As the new department finds its ways in the domestic front, it will face some challenges in work places. Full coordination with the DFA, its embassies and consulates is imperative. The documentation of principals at foreign posts need to be streamlined, too. Once again, the use of technology is critical in accelerating the process of verification and authentication. More important is the verification of the worthiness of an employer.

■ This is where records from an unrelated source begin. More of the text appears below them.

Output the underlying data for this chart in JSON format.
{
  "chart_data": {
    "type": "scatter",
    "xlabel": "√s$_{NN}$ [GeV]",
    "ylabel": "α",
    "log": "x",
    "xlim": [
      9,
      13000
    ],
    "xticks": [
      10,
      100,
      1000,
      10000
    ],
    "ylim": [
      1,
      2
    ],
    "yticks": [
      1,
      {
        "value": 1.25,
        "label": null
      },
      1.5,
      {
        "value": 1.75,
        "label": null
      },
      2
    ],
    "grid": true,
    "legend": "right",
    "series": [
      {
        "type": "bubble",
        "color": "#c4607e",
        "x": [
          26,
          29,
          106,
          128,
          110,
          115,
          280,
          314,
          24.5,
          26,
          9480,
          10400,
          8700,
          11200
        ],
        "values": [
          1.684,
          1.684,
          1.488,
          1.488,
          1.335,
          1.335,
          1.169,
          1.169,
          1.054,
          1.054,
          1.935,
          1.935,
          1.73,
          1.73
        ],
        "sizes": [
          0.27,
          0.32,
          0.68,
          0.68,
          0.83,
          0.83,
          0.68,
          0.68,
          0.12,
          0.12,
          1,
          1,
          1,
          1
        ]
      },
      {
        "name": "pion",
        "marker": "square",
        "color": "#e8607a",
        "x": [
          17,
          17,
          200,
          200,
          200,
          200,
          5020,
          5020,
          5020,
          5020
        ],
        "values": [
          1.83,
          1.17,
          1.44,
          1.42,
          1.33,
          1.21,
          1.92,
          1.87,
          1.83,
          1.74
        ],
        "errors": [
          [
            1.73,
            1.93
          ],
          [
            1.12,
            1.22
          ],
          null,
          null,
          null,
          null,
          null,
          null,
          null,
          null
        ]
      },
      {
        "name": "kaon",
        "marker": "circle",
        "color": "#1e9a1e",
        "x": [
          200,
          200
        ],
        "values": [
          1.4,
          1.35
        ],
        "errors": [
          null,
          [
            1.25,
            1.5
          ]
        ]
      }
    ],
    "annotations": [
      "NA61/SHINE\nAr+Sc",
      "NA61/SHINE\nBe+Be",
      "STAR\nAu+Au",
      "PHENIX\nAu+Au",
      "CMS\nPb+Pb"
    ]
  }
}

Likewise, the installation of a technological platform in every foreign post should be made to allow a free and seamless communication between and among the embassy/consulate, the OFW, the new department or even their families. And should no laws will be violated, the government may consider the coding of each and every OFW through their passports and/or ID cards allowing traceability of their whereabouts. This will put an end to the perennial problem of locating thousands of missing workers that the government painstakingly try to locate to allay fears of their loved ones back home.

Will all the personnel of the aforementioned agencies that will fold up be absorbed by the new department? Every reorganization requires streamlining of functions, and in the case of OFW concerns, a simplification of processes and requirements, a blending of the experienced with the infusion of new and younger blood, and a “minimalization” of the bureaucracy may be imperative. Hence, early retirement and separation pays will have to be readied to those who won’t be able to join the new department. Savings incurred should be rechanneled to overseas operations. Also, there’s a need to shift mindsets of foreign service personnel where their diplomatic caps should be taken off from time to time as they get down their pedestals to meet at eye level OFW who shun persons, wittingly or unwittingly, perceived as elitists.

It should be understood that migration is a phenomenon. It is dictated by the forces of economy. Economies with a comparative disadvantage in human resources will continue to attract those whose economies have a comparative advantage in manpower. The idea is to manage rather than overregulate. Should this be achieved by the new department, then we will see much, much less of corruption, the elimination of unscrupulous brokers and a happier OFW.